Far from it, says central South Island agronomist Kris Bailey: “We have gathered a lot of data on our own varieties. But we don’t just stop testing them now we have what we need, because new cultivars keep coming out and we have to make sure ours still stack up in terms of performance.”
New methods of sampling and industry research findings on fodder beet production in New Zealand conditions also mean Agriseeds has been able to refine its trial programme.
One good example is the introduction of rapid core sampling this year, following a research paper on crop measurement techniques and yield estimates at the 2016 NZ Grassland Association conference.
Kris says core sampling is much faster than the old system, allowing him and the other agronomists to sample 20 bulbs in the time it would have previously taken them to fine-dice 2 bulbs by hand. It’s also more representative.
“A core sample gives you the whole gradient of the bulb, which is important because there’s more variation in DM yield between bulbs of the same cultivar, and between different parts of the bulb, than originally thought.”

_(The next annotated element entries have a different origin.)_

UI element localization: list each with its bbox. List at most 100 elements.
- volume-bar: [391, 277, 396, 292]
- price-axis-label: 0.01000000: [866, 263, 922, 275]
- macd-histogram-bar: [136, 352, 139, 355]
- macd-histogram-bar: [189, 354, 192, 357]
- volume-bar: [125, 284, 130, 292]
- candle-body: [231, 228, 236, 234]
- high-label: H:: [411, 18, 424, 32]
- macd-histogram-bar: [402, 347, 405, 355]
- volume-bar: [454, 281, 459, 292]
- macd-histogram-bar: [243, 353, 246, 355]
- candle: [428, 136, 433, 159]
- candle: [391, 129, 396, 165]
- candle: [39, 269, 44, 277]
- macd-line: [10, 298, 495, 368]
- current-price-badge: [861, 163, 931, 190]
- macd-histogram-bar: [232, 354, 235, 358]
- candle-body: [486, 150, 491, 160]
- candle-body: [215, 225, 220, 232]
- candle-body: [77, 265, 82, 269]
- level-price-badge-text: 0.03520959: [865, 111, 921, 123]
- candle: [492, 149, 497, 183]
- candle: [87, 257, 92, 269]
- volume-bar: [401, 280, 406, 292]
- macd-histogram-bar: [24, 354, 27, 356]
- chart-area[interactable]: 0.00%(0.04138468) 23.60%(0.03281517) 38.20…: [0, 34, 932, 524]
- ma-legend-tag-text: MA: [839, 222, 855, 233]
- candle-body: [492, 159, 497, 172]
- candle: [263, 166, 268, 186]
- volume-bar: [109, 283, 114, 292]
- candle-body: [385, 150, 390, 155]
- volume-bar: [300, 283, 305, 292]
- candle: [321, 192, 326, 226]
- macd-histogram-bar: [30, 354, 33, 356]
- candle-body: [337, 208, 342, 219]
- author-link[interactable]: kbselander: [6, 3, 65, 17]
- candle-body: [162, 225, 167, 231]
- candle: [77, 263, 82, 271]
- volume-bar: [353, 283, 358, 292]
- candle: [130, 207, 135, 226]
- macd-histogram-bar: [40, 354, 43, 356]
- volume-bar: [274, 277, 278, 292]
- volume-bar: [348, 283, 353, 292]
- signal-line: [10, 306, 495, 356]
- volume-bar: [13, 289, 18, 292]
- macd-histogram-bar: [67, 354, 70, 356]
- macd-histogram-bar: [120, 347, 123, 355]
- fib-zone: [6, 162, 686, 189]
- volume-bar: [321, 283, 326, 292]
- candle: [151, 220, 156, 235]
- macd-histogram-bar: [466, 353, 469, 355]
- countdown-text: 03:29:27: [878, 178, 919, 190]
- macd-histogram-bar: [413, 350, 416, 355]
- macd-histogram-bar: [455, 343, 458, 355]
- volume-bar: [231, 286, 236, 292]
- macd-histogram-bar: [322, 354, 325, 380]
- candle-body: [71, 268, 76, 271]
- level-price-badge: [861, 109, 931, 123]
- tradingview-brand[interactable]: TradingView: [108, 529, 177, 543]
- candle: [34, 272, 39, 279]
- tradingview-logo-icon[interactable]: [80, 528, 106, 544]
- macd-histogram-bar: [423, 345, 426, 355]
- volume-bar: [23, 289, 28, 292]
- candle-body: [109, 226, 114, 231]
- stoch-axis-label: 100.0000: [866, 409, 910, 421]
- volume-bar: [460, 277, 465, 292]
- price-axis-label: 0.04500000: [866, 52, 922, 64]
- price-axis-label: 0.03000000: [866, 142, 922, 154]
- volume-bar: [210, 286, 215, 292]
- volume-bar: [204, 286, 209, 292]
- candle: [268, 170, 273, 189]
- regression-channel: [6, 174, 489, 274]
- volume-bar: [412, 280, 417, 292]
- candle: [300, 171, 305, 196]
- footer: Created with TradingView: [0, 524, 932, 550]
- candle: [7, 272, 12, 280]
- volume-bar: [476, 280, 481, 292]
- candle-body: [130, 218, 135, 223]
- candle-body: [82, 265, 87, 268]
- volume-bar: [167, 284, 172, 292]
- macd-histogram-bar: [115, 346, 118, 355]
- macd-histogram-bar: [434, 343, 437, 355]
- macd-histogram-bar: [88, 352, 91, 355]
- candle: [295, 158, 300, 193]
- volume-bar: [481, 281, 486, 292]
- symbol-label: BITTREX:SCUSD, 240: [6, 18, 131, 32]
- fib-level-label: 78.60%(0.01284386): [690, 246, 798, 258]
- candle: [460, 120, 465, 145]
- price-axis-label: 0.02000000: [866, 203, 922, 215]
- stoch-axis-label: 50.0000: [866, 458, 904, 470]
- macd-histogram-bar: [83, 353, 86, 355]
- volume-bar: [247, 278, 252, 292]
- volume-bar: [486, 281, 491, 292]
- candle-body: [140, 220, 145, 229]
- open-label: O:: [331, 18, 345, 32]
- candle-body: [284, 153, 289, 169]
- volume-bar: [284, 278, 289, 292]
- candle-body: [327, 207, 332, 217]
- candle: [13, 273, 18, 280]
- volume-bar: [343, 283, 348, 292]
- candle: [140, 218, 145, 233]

Another area of focus – particularly with Robbos fodder beet – is leaf keeping ability. Agronomists visually evaluate this on a score of 1-9 for every cultivar, Kris says, and again variation is high.
“We start seeing real differences as early as March. Some have virtually no living leaves left by the time they’re grazed, but Robbos leaves tend to stay leafy and green right up to the time they’re eaten.”
Again this is an important distinction: leaves comprise 25% of crop DM yield, and contain much higher levels of protein and fibre than bulbs (19-23% CP and 30% NDF, vs 8-11% CP and 13-15% NDF for bulbs), meaning less reliance on supplement to boost protein and fibre levels in the diet.